Hanya orang-orang Yahudi termiskin yang tinggal di sini di Babel, di gubug-gubug dan gua-gua yang paling kumuh. Tetapi di pemukiman kaum Yahudi antara On dan Sungai Nil, ada banyak orang Yahudi dan mereka lebih baik taraf hidupnya. Mereka mempunyai sebuah kuil tetap, sebab mereka telah jatuh ke dalam pemujaan berhala yang mengerikan. Mereka mempunyai sebuah patung anak sapi dari emas, suatu figur berkepala sapi, yang dikelilingi oleh figur-figur kecil binatang-binatang seperti kuskus atau Ichneumon. Binatang yang disebut terakhir ini melindungi manusia dari buaya. Mereka juga mempunyai sebuah tiruan Tabut Perjanjian dan benda-benda kejijikan di dalamnya. Pemujaan berhala yang mereka praktekkan adalah yang paling mengerikan dan, dalam sebuah ruang bawah tanah, mereka melakukan kekejian yang paling aib, teperdaya oleh pengharapan bahwa darinya Messias akan datang. Mereka luar biasa tegar tengkuk dan tak hendak dipertobatkan. Namun demikian, di kemudian hari, banyak dari antara mereka yang meninggalkan pemukiman dan pergi ke Babel, kira-kira dua jam perjalanan jauhnya. Sebab banyaknya tanggul dan kanal, mereka tidak dapat mengambil jalan lurus melainkan harus mengitari On.
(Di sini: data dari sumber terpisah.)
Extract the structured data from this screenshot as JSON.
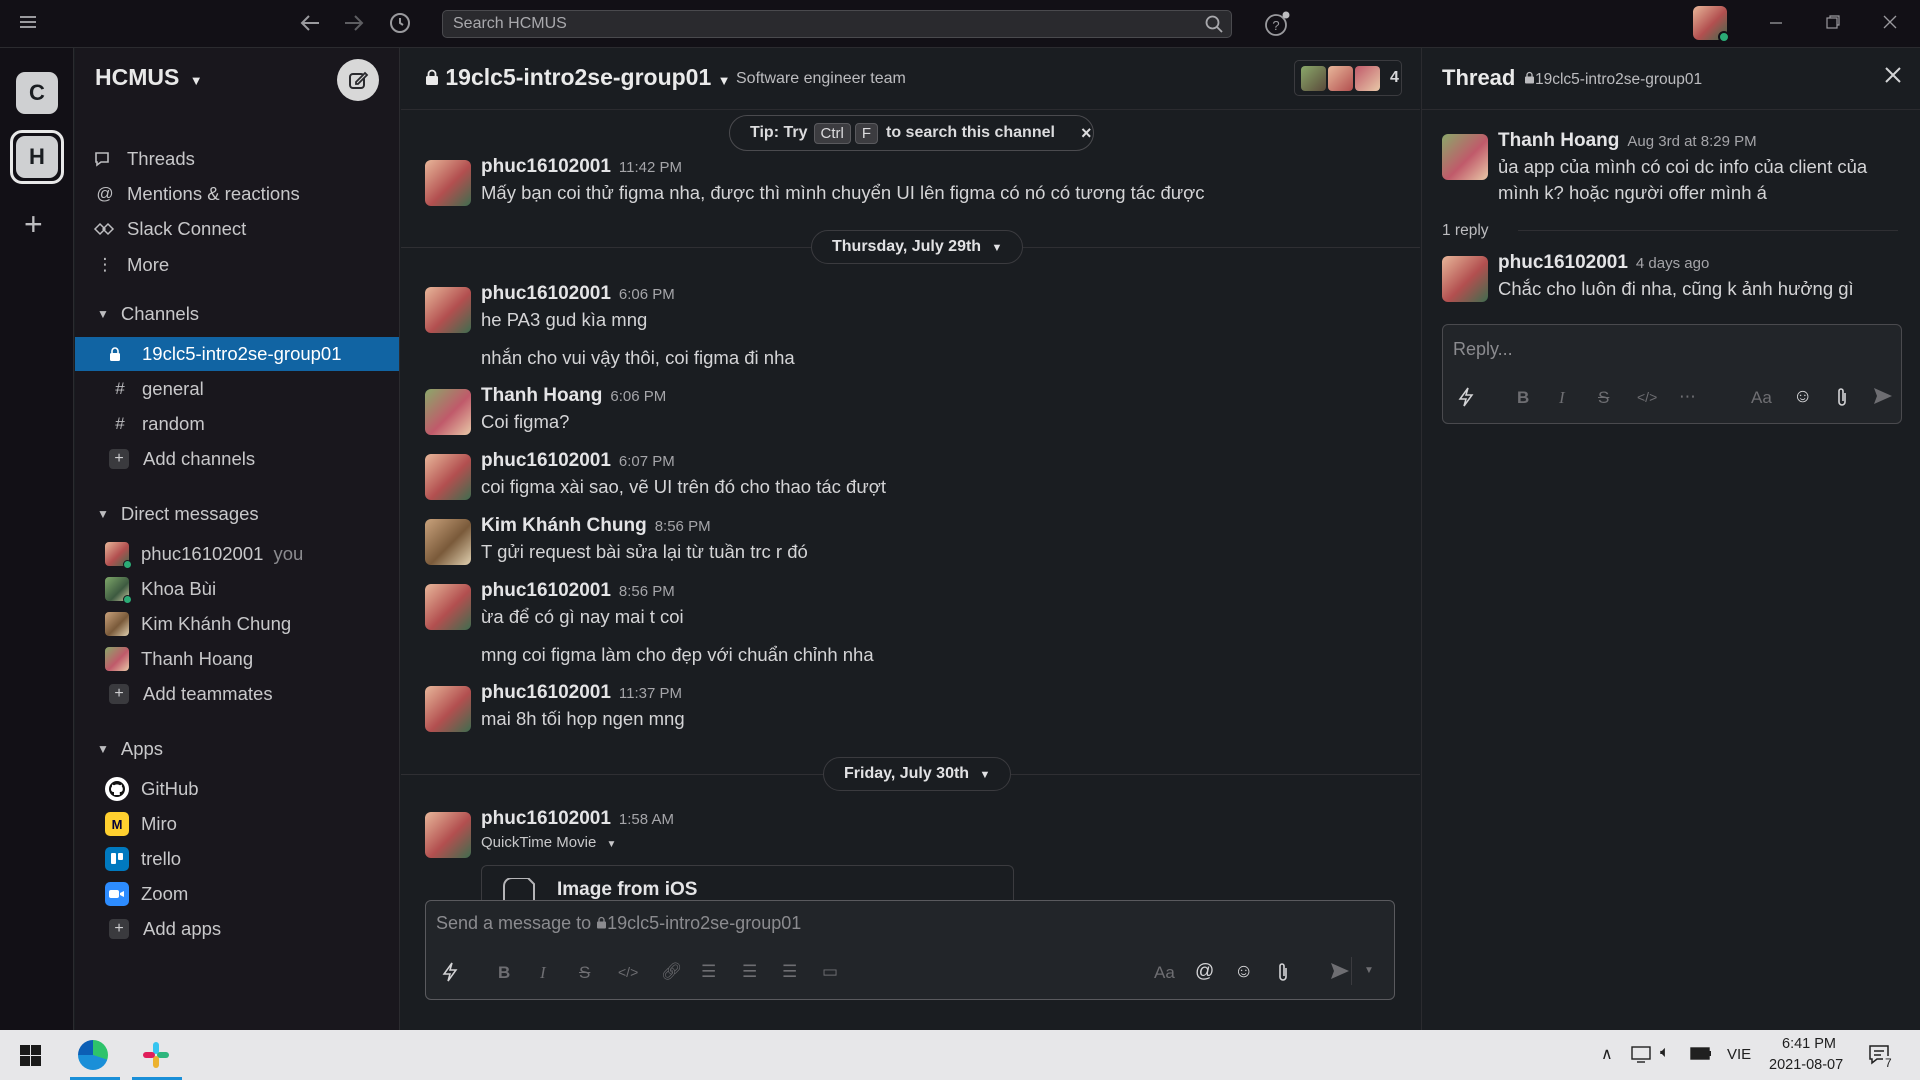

Orang-orang Yahudi di Tanah Gosyen ini telah mengenal Keluarga Kudus ketika Keluarga Kudus tinggal di On. Semasa di On, Maria melakukan berbagai macam pekerjaan untuk mereka, seperti merajut dan menyulam selimut-selimut dan kain-kain. Santa Perawan tidak pernah melakukan pekerjaan untuk kesia-siaan atau kemewahan semata, melainkan hanya apa-apa yang dibutuhkan dan jubah-jubah untuk ibadat. Aku melihat perempuan-perempuan datang membawa pekerjaan untuknya, yang mereka inginkan seturut hasrat kesia-siaan dan mode, dan Maria mengembalikannya meski sungguh membutuhkan upah yang dapat diperoleh darinya. Para perempuan itu mencemooh dan dengan sinis menghinakannya.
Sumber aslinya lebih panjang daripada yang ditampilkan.